The overall aim of the research is to understand how and when perturbation of cooperative binding of transcription factors in gene regulatory elements causes aberrant expression of target genes, and to understand how this aberrant gene expression disrupts transcriptional networks and biological pathways underlying ID and co-morbid disorders of the brain.

Results: This project was comprised of a number of subprojects. The results for the subprojects are as follows.
1. We established a previously published protocol to differentiate human induced pluripotent stem cells (hIPSCs) to mature, functional neurons (iNeurons) by overexpression of a single neuronal transcription factor.
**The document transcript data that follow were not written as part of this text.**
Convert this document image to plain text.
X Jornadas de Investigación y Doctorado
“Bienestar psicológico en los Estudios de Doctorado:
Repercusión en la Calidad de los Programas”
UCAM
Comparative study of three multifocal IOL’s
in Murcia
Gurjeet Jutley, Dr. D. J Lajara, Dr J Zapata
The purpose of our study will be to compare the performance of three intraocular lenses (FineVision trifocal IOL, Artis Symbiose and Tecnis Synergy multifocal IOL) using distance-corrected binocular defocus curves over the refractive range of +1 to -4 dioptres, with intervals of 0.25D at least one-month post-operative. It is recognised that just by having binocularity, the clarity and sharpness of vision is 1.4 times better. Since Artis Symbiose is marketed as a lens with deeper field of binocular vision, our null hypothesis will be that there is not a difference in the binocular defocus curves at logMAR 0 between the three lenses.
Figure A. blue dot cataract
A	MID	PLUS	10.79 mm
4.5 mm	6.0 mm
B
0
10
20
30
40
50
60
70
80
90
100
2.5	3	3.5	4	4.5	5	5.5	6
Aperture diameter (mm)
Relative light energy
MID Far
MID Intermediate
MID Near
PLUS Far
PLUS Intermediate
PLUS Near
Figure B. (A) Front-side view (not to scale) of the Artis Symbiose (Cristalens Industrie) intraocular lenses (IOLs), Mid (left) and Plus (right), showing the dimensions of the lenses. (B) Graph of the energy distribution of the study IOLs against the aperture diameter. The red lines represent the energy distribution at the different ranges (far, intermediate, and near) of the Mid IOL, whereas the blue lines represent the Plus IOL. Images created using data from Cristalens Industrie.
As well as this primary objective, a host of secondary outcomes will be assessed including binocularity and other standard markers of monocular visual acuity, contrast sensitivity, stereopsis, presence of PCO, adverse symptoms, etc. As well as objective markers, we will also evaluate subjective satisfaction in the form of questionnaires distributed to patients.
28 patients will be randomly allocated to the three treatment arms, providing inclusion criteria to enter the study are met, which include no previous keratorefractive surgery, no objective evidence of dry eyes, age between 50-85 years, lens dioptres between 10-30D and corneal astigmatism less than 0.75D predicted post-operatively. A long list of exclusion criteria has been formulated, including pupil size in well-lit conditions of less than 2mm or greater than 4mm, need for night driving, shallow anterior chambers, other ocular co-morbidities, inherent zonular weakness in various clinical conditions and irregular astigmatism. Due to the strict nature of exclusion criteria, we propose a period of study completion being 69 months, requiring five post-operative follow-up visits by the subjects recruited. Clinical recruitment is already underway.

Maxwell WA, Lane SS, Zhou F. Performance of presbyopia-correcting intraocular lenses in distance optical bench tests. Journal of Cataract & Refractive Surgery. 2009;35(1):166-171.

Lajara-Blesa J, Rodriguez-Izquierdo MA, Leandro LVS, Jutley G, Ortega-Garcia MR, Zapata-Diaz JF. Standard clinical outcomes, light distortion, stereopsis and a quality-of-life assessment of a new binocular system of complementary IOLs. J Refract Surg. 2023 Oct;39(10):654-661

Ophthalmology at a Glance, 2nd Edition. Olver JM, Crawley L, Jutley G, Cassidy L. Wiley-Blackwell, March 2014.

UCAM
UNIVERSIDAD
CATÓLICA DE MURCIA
2. We characterized these neurons at the epigenetic level using chromatin accessibility profiling (ATAC-Seq), which identifies putative regulatory elements, and gene expression profiling. We have characterized the differences in the chromatin accessibility landscape between iPSCs, characterized the transcriptional networks by transcription factor motif analysis, and related these to changes in gene expression. We have estimated to what extent different classes of regulatory elements contribute to complex neurodevelopmental and psychiatric disorders (proportion of heritability explained and enrichment).
3. We have estimated the contribution of non-coding copy number variation (CNVs), specifically large, rare deletions that only affect regulatory elements, to ID.
4. By analyzing the regulatory networks of skin fibroblasts and iNeurons, we have identified a new set of transcription factors that are able to rapidly induce neuronal morphology and neuronal gene activity when overexpressed in fibroblasts. This provides new insights into the role of these factors in neurodevelopment.

Re-integration: The career integration grant has contributed significantly to my career development at the host institution. I will however no longer pursue an academic career at this institution.